Imagem 1: prédio principal do Patronato Agrícola “Visconde de Mauá”
Fonte: Acervo fotográfico do arquivo escolar do IFSULDEMINAS – Campus Inconfidentes
No ano de 1934, o Governo Federal estabeleceu o decreto 24.115 de 12 de
abril, no qual os Patronatos Agrícolas seriam transformados em Aprendizados
Agrícolas a fim de dar aos estudantes um ensino técnico profissional de formação do
trabalhador rural e do operário agrícola. Este ato introduzido nas instituições de
ensino agrícola impulsionaria a lavoura e as indústrias derivadas, auxiliando os
pequenos agricultores do então Aprendizado que recebeu o nome de Aprendizado
Agrícola “Minas Gerais” e atribuindo à formação do trabalhador rural e do operário
agrícola. (GUIMARÃES, 2010. p. 179). Desse modo, a instituição iniciou-se o
processo de escolarização a partir dos planos de iniciação agrícola e adaptação
destinado ao ensino básico de ler e escrever e noções agrícolas, cujos estudantes
recebiam as aulas nos horários determinados e cumpriam rigorosamente as obrigações
de limpeza da escola e das outras localidades do estabelecimento(ibdem).
Alia-se a este o Decreto 982 de 23 de dezembro de 1938 que pretendia a
formação de profissionais agrícolas aos filhos de órfãos de pequenos e médios
proprietários rurais, que seriam aptos a exercer qualquer exploração agrícola de
acordo com as modernas práticas no campo. Pois, decretava que os estabelecimentos
de ensino agrícola deveriam orientar-se e dirigir-se a pesquisas agrícolas com o
objetivo do melhoramento do cultivo de plantas, com o fim de adaptar a agricultura
ao ambiente, aumentando assim as colheitas.
Em todas as turmas, os alunos praticavam os trabalhos nas oficinas, na horta, no
pomar, no jardim, no apiário e no aviário. Nada diferente do que foi verificado
anteriormente no Patronato Agrícola nas décadas de 1920 e 1930, evidenciando a
mesma estrutura. Naquele estabelecimento os alunos participavam efetivamente da
construção dos prédios como o dormitório e alguns pavilhões distribuídos pela colônia,
com a instalação da escola foi doado alguns hectares de terra em diferentes partes da
região, para facilitar a prática dos trabalhosagrícolas que era próximo da Sede.
A escola mantinha um regime altamente disciplinar, os alunos eram
proibidos de receber visitas periódicas de pessoas estranhas e até mesmo de
familiares, seu dinheiro era mantido sob guarda da instituição, não podiam manter
transações de qualquer natureza com outras pessoas e eram proibidos de entrar nos
estabelecimentos da instituição fora dos horários permitidos.
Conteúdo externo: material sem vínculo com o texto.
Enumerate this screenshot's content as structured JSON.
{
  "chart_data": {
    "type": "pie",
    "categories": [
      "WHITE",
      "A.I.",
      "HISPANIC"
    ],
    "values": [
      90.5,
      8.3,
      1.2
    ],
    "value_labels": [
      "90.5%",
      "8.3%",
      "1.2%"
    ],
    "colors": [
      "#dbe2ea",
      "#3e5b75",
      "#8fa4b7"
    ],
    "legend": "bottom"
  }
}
Nesse período, também foram encontrados indícios de instrução pré-militar aos alunos,
pelo Decreto-Lei nº 4.642 de 02 de setembro de 1942 em que destinava a instrução
obrigatória aos alunos do sexo masculino de idade de 12 (doze) a 16 (dezesseis) anos,
matriculados em qualquer estabelecimento de ensino. E a escolas a manter centros de
instrução pré-militar. Desse modo, os alunos matriculados no Aprendizado entre a
idade correspondida eram instruídos com o intuito de promover a iniciação para a
prática militar, mais tarde em 1946 foi publicado o Decreto-Lei 9331 que extingue a
instrução pré-militar.
“A norma legal previa o fim da instrução pré-militar para alunos
menores de dezesseis anos e da instrução militar para os maiores. A
estas normas legais citadas acima, que institucionalizaram a
instrução militar preparatória ou a instrução pré-militar são
relevantes em uma análise sobre as práticas e o pensamento militar
nas escolas civis” (NASCIMENTO, 2008).
Outras modificações de nomenclatura bem como de atividades ocorreram ao
longo de sua história, ele passou de Aprendizado Agrícola para Escola Agrícola, Escola
Agrotécnica Federal até chegar a compor pela Lei 11.892, de 29 de dezembro de 2008 o
Instituto Federal de Educação, Ciência e Tecnologia do Sul de Minas Gerais.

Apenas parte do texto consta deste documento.